Statistics from the Victorian Commission for Gambling and Liquor Regulation indicate gamblers lost a whopping $55.7 million through Ballarat’s poker machines in 2017/2018 financial year.
This is an increase of about $1.2 million in the 2016/17 year within the same period.
This alarming development, according to Salvation Army Captain Craig Wood, has left many families close to broke.
“We have families that have lost everything to pokies … there are children in our city going hungry because of these machines,” he said.
“Something has to lessen the impact of these machines on innocent people.”
A spokesperson for the Ballarat Interagency Taskforce on Gambling, which includes The Salvation Army, Ballarat Community Health, Ballarat Council, Federation University, the Central Highlands Primary Care Partnership, and YMCA, revealed it was the city’s worst poker machine loss in six years.

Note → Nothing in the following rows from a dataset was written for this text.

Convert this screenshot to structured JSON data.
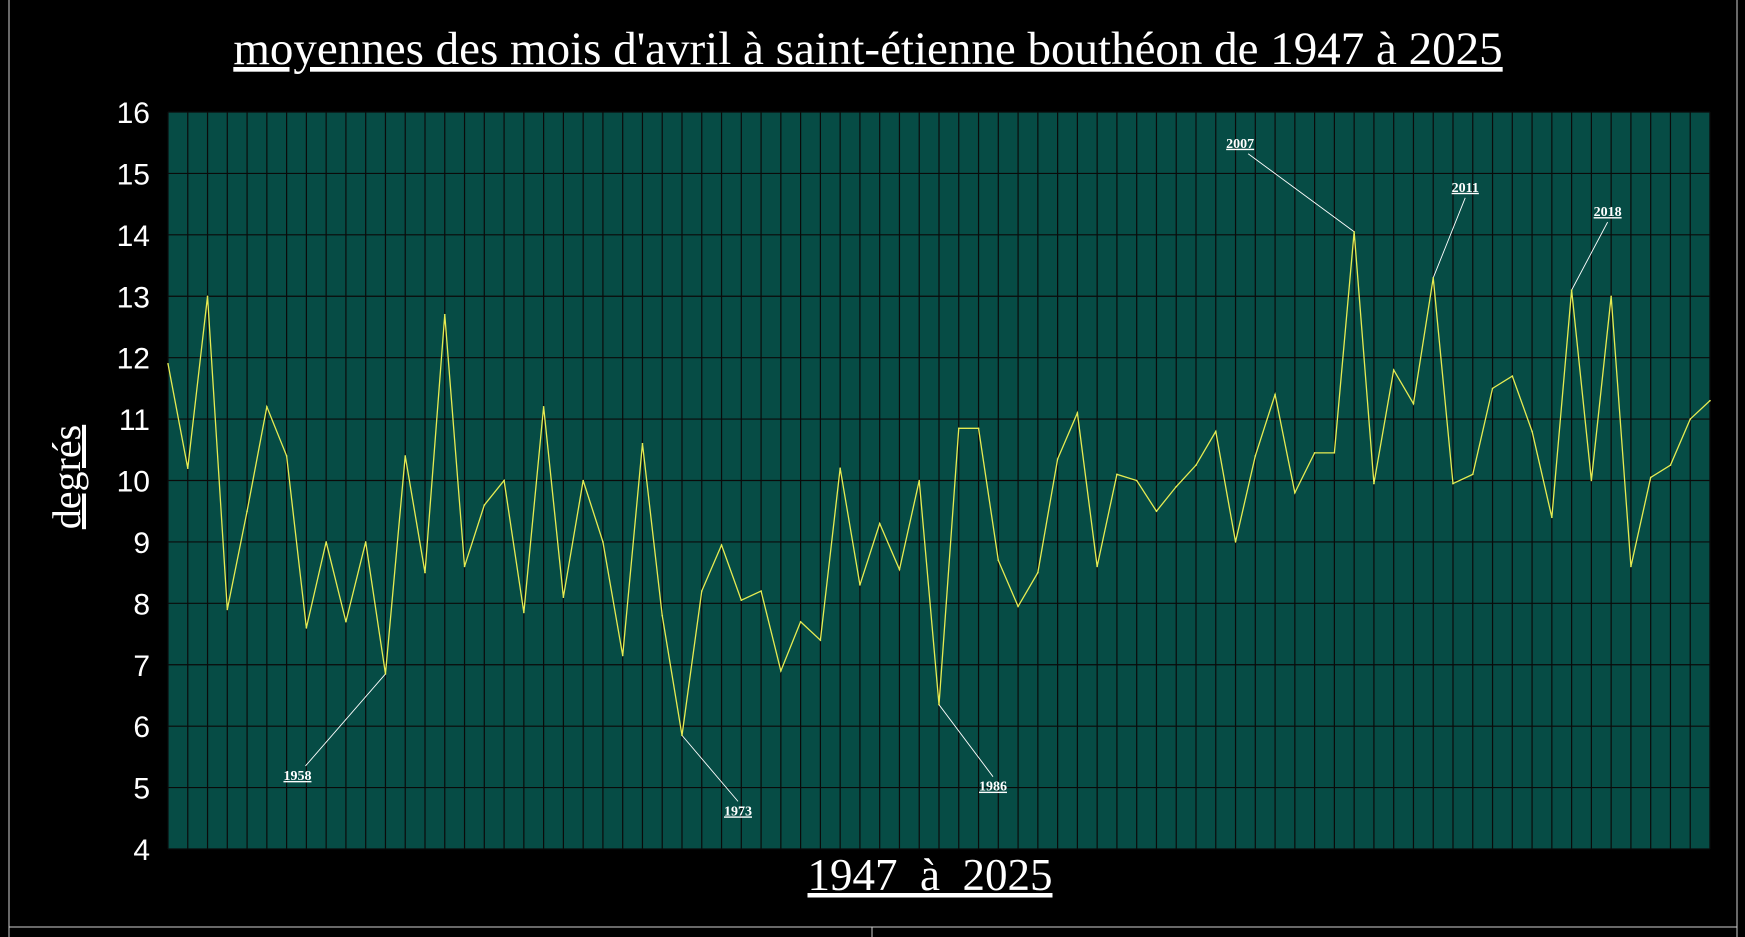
{
  "colors": {
    "background": "#000000",
    "plot_background": "#064c45",
    "grid": "#0a0a0a",
    "line": "#e6ec52",
    "text": "#ffffff"
  },
  "chart_data": {
    "type": "line",
    "title": "moyennes des mois d'avril à saint-étienne bouthéon de 1947 à 2025",
    "xlabel": "1947  à  2025",
    "ylabel": "degrés",
    "ylim": [
      4,
      16
    ],
    "yticks": [
      4,
      5,
      6,
      7,
      8,
      9,
      10,
      11,
      12,
      13,
      14,
      15,
      16
    ],
    "xlim": [
      1947,
      2025
    ],
    "grid": true,
    "legend": "none",
    "series": [
      {
        "x": [
          1947,
          1948,
          1949,
          1950,
          1951,
          1952,
          1953,
          1954,
          1955,
          1956,
          1957,
          1958,
          1959,
          1960,
          1961,
          1962,
          1963,
          1964,
          1965,
          1966,
          1967,
          1968,
          1969,
          1970,
          1971,
          1972,
          1973,
          1974,
          1975,
          1976,
          1977,
          1978,
          1979,
          1980,
          1981,
          1982,
          1983,
          1984,
          1985,
          1986,
          1987,
          1988,
          1989,
          1990,
          1991,
          1992,
          1993,
          1994,
          1995,
          1996,
          1997,
          1998,
          1999,
          2000,
          2001,
          2002,
          2003,
          2004,
          2005,
          2006,
          2007,
          2008,
          2009,
          2010,
          2011,
          2012,
          2013,
          2014,
          2015,
          2016,
          2017,
          2018,
          2019,
          2020,
          2021,
          2022,
          2023,
          2024,
          2025
        ],
        "values": [
          11.9,
          10.2,
          13.0,
          7.9,
          9.5,
          11.2,
          10.4,
          7.6,
          9.0,
          7.7,
          9.0,
          6.85,
          10.4,
          8.5,
          12.7,
          8.6,
          9.6,
          10.0,
          7.85,
          11.2,
          8.1,
          10.0,
          9.0,
          7.15,
          10.6,
          7.8,
          5.85,
          8.2,
          8.95,
          8.05,
          8.2,
          6.9,
          7.7,
          7.4,
          10.2,
          8.3,
          9.3,
          8.55,
          10.0,
          6.35,
          10.85,
          10.85,
          8.7,
          7.95,
          8.5,
          10.35,
          11.1,
          8.6,
          10.1,
          10.0,
          9.5,
          9.9,
          10.25,
          10.8,
          9.0,
          10.4,
          11.4,
          9.8,
          10.45,
          10.45,
          14.05,
          9.95,
          11.8,
          11.25,
          13.3,
          9.95,
          10.1,
          11.5,
          11.7,
          10.8,
          9.4,
          13.1,
          10.0,
          13.0,
          8.6,
          10.05,
          10.25,
          11.0,
          11.3
        ]
      }
    ],
    "annotations": [
      {
        "label": "1958",
        "x": 1958,
        "y": 6.85
      },
      {
        "label": "1973",
        "x": 1973,
        "y": 5.85
      },
      {
        "label": "1986",
        "x": 1986,
        "y": 6.35
      },
      {
        "label": "2007",
        "x": 2007,
        "y": 14.05
      },
      {
        "label": "2011",
        "x": 2011,
        "y": 13.3
      },
      {
        "label": "2018",
        "x": 2018,
        "y": 13.1
      }
    ]
  }
}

With this, the group is urging Victoria’s two major political parties to adopt a 2010 recommendation by the Productivity Commission that would lower maximum pokies bets to $1 from the current $5 and restrict the trading hours of hotels with poker machines.
Among other reforms, the BIT is also seeking the reduction of maximum ATM cash withdrawals in pokies venues from $500 to $200 and cutting down on the number of poker machines in play across the state.
Ballarat Community Health’s research coordinator, Dr Deb Greenslade, lamented the huge losses in Victoria and expressed concern that the state was profiting from them.
“It is unethical for the government to reap over $1.1 billion in tax from gambling at the expense of community wellbeing,” she said.